A member of the Finance Committee of Parliament and lawmaker for Bolgatanga Central, Isaac Adongo has launched an attack at the Governor of the Bank of Ghana (BoG), Dr. Ernest Addison observing that his incompetence is the real threat to the financial sector of the country.
He described his clean up exercise of financial institutions in the country as crude, clueless and haphazard revealing that the first week of June 2019 will surely go down in history as a bitter period for shareholders, directors, staff and customers of microfinance institutions (MFIs) and by extension those of non-bank financial institutions (NBFIs) in the country.
The first week of June 2019 will surely go down in history as a bitter period for shareholders, directors, staff and customers of microfinance institutions (MFIs) and by extension those of non-bank financial institutions (NBFIs) in the country. After enduring months of panic withdrawals, mean comments and a historic liquidity crunch that are the direct results of the unsavory and the unprofessional comments of no mean a person than the Governor of the Bank of Ghana, Dr Ernest Addison, the licences of 386 MFIs and microcredit institutions (money lenders) were on May 31 withdrawn for being insolvent and/or dormant.
Following the revocation of the licences, senior staff of the central bank, like the governor, have sought to justify the action and in the process, point to the next layer of the NBFIs as the next target for the Dr Addison-inspired crude, clueless and haphazard clean up exercise of the financial sector. One of those comments was to the effect that rural and community banks (RCBs) were the next stop of the exercise, which has proven to be a confidence killer than a booster. Knowing that BoG reforms and clean up exercises mean collapse, what BoG did with that comment was that it told customers of these RCBs that their institutions were next in line to be collapsed. It was, therefore, not surprising when these discerning customers reacted to the comments by rushing to withdraw their deposits at the RCBs.
Despite the unprofessionalism associated with such a comment, it was not the first time BoG was indirectly fueling panic withdrawals by telling customers of deposit-taking institutions that it will soon withdraw the licences of the companies they do business with. One will recall that in January this year, when Dr Addison announced the conclusion of reforms in the banking sector, he said the MFIs were the next in line. In the five months that followed, the Governor and his staff continued trumpeting that message until May 31 when they finally collapsed the 386 institutions. What this meant was that between January and May, BoG inspired a run-in on these poor institutions. Coming at a time that the entire financial sector was and is still battling liquidity crises arising from the collapse of the nine banks and the interrelatedness in the sector, these run-ins deepened the woes of the institutions and prepared them for burial in the manner in which we are seeing. This is unacceptable and must not be allowed to continue.

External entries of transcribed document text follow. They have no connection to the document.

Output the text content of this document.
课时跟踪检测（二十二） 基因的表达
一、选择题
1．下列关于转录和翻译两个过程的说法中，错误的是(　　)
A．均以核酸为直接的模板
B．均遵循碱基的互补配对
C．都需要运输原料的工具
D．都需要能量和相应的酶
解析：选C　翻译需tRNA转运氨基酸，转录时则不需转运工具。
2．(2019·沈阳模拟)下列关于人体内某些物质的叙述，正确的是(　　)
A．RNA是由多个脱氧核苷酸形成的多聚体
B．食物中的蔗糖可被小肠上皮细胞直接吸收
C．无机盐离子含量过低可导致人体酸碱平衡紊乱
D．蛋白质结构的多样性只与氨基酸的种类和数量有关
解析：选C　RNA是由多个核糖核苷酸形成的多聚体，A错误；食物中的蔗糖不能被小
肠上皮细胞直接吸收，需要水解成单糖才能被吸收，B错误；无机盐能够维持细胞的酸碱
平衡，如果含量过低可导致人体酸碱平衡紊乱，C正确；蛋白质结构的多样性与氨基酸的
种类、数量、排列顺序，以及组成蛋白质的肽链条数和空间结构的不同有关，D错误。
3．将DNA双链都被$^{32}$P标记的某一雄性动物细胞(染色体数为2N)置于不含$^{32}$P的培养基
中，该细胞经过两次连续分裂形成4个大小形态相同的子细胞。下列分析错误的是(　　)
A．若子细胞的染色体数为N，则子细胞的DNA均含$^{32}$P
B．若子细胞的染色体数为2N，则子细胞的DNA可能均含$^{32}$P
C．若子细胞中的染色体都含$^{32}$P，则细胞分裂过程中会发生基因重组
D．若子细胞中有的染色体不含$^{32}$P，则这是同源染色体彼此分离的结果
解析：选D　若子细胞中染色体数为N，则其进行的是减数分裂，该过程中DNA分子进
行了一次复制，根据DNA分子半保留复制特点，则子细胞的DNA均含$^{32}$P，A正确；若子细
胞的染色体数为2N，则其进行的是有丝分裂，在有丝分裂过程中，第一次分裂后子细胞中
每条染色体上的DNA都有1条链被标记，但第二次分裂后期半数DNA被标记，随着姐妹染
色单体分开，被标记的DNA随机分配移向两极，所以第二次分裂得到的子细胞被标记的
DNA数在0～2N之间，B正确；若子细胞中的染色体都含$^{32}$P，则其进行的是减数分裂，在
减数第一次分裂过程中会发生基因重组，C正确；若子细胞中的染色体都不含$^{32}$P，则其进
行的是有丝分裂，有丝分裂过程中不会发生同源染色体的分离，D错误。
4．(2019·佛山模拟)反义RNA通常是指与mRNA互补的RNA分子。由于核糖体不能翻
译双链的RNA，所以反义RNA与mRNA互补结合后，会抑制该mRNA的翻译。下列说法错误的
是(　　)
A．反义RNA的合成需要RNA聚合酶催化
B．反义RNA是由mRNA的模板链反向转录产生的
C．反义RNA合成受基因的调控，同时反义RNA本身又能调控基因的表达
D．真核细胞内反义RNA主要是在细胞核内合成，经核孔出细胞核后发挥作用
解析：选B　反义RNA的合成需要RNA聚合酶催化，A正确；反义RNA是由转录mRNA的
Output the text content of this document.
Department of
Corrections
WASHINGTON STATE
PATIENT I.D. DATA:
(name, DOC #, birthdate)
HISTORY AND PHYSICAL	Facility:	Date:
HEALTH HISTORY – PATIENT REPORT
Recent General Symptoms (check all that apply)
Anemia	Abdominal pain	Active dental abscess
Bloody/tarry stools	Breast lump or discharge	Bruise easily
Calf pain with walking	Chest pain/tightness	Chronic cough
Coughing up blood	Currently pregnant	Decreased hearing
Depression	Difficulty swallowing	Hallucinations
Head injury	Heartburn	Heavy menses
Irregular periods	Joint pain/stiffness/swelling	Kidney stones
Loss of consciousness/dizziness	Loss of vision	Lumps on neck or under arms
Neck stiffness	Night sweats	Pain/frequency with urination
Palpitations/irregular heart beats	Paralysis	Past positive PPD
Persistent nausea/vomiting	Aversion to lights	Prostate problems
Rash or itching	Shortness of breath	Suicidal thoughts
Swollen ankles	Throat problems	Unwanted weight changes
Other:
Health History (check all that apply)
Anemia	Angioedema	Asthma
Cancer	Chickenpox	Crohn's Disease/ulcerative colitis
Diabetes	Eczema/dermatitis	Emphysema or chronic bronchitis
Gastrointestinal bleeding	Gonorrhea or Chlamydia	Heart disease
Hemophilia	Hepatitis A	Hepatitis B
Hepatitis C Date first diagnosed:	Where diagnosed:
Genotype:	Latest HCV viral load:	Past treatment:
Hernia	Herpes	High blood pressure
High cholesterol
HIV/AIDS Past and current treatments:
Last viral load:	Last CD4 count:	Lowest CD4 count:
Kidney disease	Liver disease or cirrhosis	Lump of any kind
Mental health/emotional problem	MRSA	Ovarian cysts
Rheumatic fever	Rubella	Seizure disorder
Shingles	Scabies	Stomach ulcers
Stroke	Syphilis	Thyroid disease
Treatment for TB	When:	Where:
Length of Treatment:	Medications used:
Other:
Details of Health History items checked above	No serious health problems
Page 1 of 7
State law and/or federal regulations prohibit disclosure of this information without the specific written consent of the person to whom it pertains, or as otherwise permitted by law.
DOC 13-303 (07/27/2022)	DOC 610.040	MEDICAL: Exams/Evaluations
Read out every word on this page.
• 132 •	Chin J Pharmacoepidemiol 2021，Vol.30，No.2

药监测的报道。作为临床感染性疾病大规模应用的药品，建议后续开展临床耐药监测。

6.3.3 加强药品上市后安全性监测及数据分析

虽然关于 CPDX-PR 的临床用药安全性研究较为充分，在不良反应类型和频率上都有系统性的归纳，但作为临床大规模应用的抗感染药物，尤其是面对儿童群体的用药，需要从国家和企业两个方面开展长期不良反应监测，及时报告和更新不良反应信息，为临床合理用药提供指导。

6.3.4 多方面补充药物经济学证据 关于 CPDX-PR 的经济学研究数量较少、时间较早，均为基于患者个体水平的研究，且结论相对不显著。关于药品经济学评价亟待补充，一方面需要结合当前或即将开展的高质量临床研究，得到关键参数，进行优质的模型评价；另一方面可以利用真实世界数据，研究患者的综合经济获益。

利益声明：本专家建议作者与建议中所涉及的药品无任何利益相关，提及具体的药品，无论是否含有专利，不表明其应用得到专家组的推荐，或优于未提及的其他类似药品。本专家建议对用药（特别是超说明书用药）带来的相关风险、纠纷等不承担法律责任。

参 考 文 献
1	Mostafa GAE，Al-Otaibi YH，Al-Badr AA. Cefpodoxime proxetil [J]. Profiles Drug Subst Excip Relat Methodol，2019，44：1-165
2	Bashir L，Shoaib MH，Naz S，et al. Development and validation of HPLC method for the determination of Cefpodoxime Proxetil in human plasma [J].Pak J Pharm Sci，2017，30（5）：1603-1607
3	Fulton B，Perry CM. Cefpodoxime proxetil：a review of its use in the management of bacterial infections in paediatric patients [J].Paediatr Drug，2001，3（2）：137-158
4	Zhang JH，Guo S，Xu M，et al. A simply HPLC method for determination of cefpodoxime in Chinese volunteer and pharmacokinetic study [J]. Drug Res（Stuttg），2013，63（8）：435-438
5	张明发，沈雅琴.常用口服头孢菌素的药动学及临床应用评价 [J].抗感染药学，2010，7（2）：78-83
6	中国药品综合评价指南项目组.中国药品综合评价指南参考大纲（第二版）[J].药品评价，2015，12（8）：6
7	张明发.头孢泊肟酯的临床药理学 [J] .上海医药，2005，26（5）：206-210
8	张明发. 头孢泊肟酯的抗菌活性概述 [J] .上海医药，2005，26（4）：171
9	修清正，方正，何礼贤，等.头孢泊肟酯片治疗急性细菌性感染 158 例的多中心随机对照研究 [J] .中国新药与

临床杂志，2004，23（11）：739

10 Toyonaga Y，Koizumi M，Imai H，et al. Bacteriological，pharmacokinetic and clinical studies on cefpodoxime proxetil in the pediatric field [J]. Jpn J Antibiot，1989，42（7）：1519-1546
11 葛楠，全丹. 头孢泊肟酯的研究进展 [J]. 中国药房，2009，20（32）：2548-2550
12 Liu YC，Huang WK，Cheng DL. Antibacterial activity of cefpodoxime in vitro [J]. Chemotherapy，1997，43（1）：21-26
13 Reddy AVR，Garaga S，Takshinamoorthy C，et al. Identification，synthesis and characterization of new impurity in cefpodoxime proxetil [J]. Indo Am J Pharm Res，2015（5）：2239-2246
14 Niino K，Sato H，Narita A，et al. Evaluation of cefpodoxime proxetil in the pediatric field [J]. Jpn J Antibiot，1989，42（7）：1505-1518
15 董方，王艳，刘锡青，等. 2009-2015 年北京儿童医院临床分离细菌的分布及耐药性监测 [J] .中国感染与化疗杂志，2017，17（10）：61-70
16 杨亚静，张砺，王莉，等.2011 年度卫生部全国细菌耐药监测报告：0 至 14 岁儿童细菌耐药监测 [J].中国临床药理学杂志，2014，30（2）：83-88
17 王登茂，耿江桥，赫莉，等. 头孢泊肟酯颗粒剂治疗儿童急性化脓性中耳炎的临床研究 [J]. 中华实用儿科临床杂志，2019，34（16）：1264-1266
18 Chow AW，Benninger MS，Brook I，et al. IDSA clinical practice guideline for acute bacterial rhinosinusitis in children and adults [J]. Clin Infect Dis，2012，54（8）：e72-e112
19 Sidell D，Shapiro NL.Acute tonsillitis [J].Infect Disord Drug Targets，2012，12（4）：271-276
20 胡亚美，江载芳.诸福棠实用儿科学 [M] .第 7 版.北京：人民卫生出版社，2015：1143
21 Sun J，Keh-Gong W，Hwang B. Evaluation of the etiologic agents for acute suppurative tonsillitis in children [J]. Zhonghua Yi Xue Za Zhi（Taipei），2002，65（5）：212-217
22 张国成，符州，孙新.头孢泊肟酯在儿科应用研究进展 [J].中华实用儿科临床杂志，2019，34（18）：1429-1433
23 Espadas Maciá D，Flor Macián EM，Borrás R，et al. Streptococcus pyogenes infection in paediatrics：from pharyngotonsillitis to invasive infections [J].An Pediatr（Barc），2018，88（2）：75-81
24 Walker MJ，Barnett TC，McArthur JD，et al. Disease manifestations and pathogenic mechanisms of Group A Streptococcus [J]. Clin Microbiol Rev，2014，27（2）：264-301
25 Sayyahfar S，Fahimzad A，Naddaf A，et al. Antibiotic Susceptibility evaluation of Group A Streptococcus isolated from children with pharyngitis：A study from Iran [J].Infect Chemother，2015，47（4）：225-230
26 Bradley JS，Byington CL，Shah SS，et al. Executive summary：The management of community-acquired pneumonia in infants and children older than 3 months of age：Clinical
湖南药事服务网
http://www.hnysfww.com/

Strangely, however, Dr Addison and BoG seem not to appreciate the real depth of their wayward comments. No wonder they extended them to the RCBs and noticing the backlash, are now attempting to take back their words with a lame explanation that not all RCBs were facing challenges. Suffice to say this is late and the damage of a run-in has already been done and it will continue, with clear threats of engulfing the entire NBFIs sector.
Also, the BoG’s belated statement to the effect that not all RCBs face challenges is laughable and ridiculous. It tells us of a central bank that speaks before thinking and one that is headed by a Governor who exhibits lack of appreciation of the sensitivity of the financial sector and the implications of his comments on confidence building and destruction. By that explanation, Dr Addison now expects the depositors to know by themselves those RCBs that are solvent and those that are insolvent and he expects those that are solvent to remain like sheep until he Dr Addison arrives with his usual knife dressed as a clean-up exercise.
This is the kind of disaster we have in the person of a central bank Governor who is, by no chance, an appendage of the Minister of Finance, Mr Ken Ofori-Atta, the man that is on a mission to profit from disruptions disguised as reforms/clean up exercises.
Sadly, yet expectantly, not all see and believe in this. That is why although the BoG and the government have engaged in such disastrous handling of the financial sector leading to unreasonable and avoidable job losses and excessive fiscal costs to the poor Ghanaian taxpayer, some still hold the illiterate view that their insensitive uncle will be rewarded by the victims of the mess with electoral victory. How reckless can one get for the sake of nepotistic gains?
As I have always maintained, Dr Ernest Addison is a threat to the stability of our financial sector and a disaster in central banking. If not a disaster, how could Dr Addison still be at post after listing a microfinance company as insolvent and going ahead to revoke its licence without writing to them and later admitting that it was an error? How does he expect this microfinance company to escape a calamitous panic withdrawals and collapse of its brand? If not a disaster, how could the same Dr Addison list some MFIs as solvent and in good standing when, in fact, those companies were actually dormant and their offices closed long before his daggermen arrived on May 31? What about the five banks that Dr Addison said would be capitalised by March 2018 but are yet to receive a pesewa although we are in June.
Fellow Ghanaians, the earlier we woke up and asked Dr Addison, the first central bank Governor to exhibit clear and obnoxious partisanship in his actions, comments and decisions to resign, the better.